Interestingly the course included an overview of the history of TB in cattle and the various strategies that have been tried to prevent or control – and now ‘eradicate’ it. The graphs showing the incidence of bovine TB over various periods were fascinating – and we are told did not seem to support the oft heard claim that the introduction of legal protection of badgers led to a rise in incidence of TB. Between 1935 when a voluntary attested herds scheme was introduced and 1960 when ‘all herds in GB were ‘attested’ – the number of cattle slaughtered plummeted and bTB incidence was negligible, clearly under control. But it seems they didn’t continue with this eminently successful strategy. Another graph depicting Badger Control History and the relative incidence of cattle tb from 1965 to 2008 apparently showed it remained pretty much under control across England and Wales overall from 1965 to 1980 (with a higher level of incidence in South West England) – but starting to rise steadily everywhere from 1985 onwards. We are told this rise coincided with the time that an ‘interim strategy’ of trapping and shooting badgers on infected farms was adopted. What would have been good to look at alongside this would have been the relative testing regimes in place, and also the relative pattern and frequency of cattle movements throughout the periods.
 
Sally
What is bovine TB? Why are we set to cull huge numbers of badgers to deal with it? Why can't we use a bovine tb vaccine? Cattle farmer and permaculturist Tim Green answers some of these questions - and poses more - in an excellent and very thought provoking article at
 
http://www.permaculture.co.uk/articles/1608111008/bovine-tb-badgers-and-permaculture-perspective
 
becky
Interesting post on Warmwell (http://warmwell.com/jan11ruth.html) 8/8/11 is response from Dr Colin G Fink, Clinical Virologist & Hon. Senior Lecturer in Biological Sciences University of Warwick who discusses the immunity issue. He confirms that 'any mammal that comes into contact with Mycobacterium bovis, and remains well, will develop antibodies and a white cell memory for the bacterium which may cause no clinical disease, but become walled up within the animal's tissues. Probably some animals (camelids and occasional cattle in a herd come to mind) have a poor ability to develop any host response to this organism and they may become overwhelmimgly infected with many lesions and then die. They represent a serious infection risk in this state but may remain undiscovered until late on in the disease process. For most animals this is not the normal course of events and they resist the organism and remain well.'
 
He goes on to say the same applies to man and meeting Mycobacterium tuberculosis. Later on in life or under stress,( for example perturbation of badger social groups by culling) they may have a recrudecence of this infection and become clinically infected and excretors of the organisms.
 
Most cattle that are skin test positive have been exposed to the organism but remain healthy. However, they are culled as a precaution.
 
He goes on to discuss badgers and ends by saying that 'At present there is no ideal solution. I am of the opinion that feeding and including trace elements to the badgers ( and other herbivore/omnivore wild life reservoirs) along with hormones to limit reproduction, may be a useful experiment to undertake. I have previously suggested mixed antibiotics in the feed. Maybe this is a way forward and worth a serious trial?'
 
becky
Email from BF dated 31/7/11:
The best answer to this long running problem would be to vaccinate all cattle and to persuade farmers to block badgers to stop them from joining cattle when they are grouped in barns as pictured in a recent BBC Countryfile programme! Had the farmer concerned not heard of Electric fences etc? As a boy I had Bovine TB from helping deliver untreated milk on my bicycle into jugs and bowls on doorsteps from a stainless steel container. I also caught Scarlet fever. However Vaccination came along and myself and a large family of relatives never succumbed to other deadly diseases simply by being vaccinated by needle and by mouth. So why all the fuss in avoiding such modern methods these days on cattle?

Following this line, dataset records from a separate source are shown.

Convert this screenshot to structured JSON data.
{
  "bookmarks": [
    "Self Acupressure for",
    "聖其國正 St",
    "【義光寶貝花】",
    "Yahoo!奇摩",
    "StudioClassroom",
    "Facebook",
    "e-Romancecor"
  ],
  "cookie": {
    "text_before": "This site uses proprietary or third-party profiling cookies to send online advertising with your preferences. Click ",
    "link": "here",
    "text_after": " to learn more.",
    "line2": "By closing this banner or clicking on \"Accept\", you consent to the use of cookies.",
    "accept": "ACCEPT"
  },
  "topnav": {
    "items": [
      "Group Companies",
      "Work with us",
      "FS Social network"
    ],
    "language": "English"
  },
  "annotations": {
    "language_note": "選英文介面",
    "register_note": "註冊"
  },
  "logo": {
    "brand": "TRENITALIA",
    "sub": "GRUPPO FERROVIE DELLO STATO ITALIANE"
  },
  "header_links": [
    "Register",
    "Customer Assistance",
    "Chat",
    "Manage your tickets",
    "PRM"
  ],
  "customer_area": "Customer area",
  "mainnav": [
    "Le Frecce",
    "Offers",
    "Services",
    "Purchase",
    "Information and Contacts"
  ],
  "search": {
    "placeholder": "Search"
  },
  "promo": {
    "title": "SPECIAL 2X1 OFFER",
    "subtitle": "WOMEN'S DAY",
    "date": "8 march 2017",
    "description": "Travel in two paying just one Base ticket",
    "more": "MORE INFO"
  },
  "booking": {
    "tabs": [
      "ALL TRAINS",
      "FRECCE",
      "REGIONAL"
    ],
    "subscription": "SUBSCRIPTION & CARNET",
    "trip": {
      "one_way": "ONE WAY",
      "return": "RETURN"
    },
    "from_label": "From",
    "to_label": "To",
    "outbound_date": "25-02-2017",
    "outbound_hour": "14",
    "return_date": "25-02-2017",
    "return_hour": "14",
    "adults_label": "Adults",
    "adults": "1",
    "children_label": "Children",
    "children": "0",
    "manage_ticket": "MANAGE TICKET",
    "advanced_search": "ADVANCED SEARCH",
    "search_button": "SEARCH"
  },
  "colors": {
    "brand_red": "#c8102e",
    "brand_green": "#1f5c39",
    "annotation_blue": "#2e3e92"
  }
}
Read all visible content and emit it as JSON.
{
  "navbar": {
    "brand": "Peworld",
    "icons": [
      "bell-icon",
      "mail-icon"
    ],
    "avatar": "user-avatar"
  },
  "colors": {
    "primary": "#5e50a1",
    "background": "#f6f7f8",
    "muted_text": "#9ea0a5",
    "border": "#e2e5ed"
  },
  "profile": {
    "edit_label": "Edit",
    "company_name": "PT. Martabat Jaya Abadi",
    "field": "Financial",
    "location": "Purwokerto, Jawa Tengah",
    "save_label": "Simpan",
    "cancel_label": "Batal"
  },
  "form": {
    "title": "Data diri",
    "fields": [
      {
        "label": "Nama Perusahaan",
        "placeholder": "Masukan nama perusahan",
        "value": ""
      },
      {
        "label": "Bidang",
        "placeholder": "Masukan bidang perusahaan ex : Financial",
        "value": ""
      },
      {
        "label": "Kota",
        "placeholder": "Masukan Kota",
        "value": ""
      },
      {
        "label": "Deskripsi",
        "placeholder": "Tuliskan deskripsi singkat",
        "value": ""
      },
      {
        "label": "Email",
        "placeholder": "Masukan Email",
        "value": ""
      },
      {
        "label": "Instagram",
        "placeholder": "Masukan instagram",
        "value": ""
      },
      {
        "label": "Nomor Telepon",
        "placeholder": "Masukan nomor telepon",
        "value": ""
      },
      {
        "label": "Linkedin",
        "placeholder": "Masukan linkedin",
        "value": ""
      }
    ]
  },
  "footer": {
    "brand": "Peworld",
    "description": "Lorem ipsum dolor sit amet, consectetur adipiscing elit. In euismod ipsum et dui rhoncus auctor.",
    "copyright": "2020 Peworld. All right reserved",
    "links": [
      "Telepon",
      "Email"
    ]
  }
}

Think of the savings to the farmers and taxpayers this ridiculous Government course of action has and still is costing at a time when we need to get the economy thriving again.
 
becky
In Defra's infamous badger consultation paper we were told that a cattle vaccine would be licensed in 2012 and it would take until 2015 to obtain the necessary EU approvals. However, recently Caroline Spelman, State for Environment, Food and Rural Affairs, has admitted that an approved cattle and an oral badger vaccine were still "much further away than we thought". This is inexcusable and one wonders exactly what is happening and what is being hidden from us?
 
www.defra.gov.uk/news/2011/07/19/next-steps-to-tackle-bovine-tb-in-england-2/
 
Sally
There are some interesting posts about vaccination at www.warmwell.com, including an email from farmer, virologist and wildlife conservationist, Dr Ruth Watkins - www.warmwell.com/badgervaccines.html
 
Sally
We keep hearing (from main stream media reporters, well known presenters and others) that in some EU countries (France and Germany) cattle are vaccinated using the BCG vaccine. This is illegal and we have not yet been able to substantiate such rumours so we would be interested in hearing from anyone who can substantiate such claims.
 
I have found a mention of the BCG vaccine being used in Germany in the 2003 edition of 'A Guide to Child Health' by M Glockler and W Goebel (first published 1984). On page 168 under 'Tuberculosis (BCG Vaccine' it states '... More important in this regard are: ... vaccinating cows and pasteurising milk from farms that cannot be reliably certified as TB-free'.
 
becky
Interesting news item in the summer 2011 newsletter of the Small Farms Association. It relates to bluetongue disease and not bovine TB but there are some interesting parallels.
 
Apparently restrictions on exporting sheep and cattle from GB as a result of bluetongue disease will be lifted on 5 July 2011. Bluetongue free status enables the UK to export animals to other bluetongue free countries.. Oddly we are told that after 5 July we will no longer be able to vaccinate for this disease as EU law will prevent this!
 
The original restrictions were imposed in 2007 following the first case of bluetongue found in the UK - thought to have been from midges blown over from the Continent. The last notified case was in 2008 and the UK has demonstrated to the European Commission that no cases have been reported for the last two years. The disease affects all ruminants and is spread by biting midges. It causes a reduction in milk yield, abortions, deaths and reduced fertility.
 
There have been no reports of active bluetongue in Northern EU Member States, and Hungary, Denmark and Sweden have all been declared disease free with other countries suspected to follow later in 2011.
 
The Bluetongue Directive doesn't allow animals to be vaccinated unless a bluetongue zone is in p;ace, then export restrictions apply. The UK Government is pressing the EU to change this so vaccination can be used more flexibly.
 
becky
Why can we not move to a control, rather than eradication policy? This would mean we could rely mainly on cattle vaccination. Whilst the effectiveness rate for the BCG varies in cattle most of the trials have shown it will reduce the severity of infection and prevents spread of the disease. Why has there been so little progress re cattle vaccination when research done some years ago has suggested it is a viable option?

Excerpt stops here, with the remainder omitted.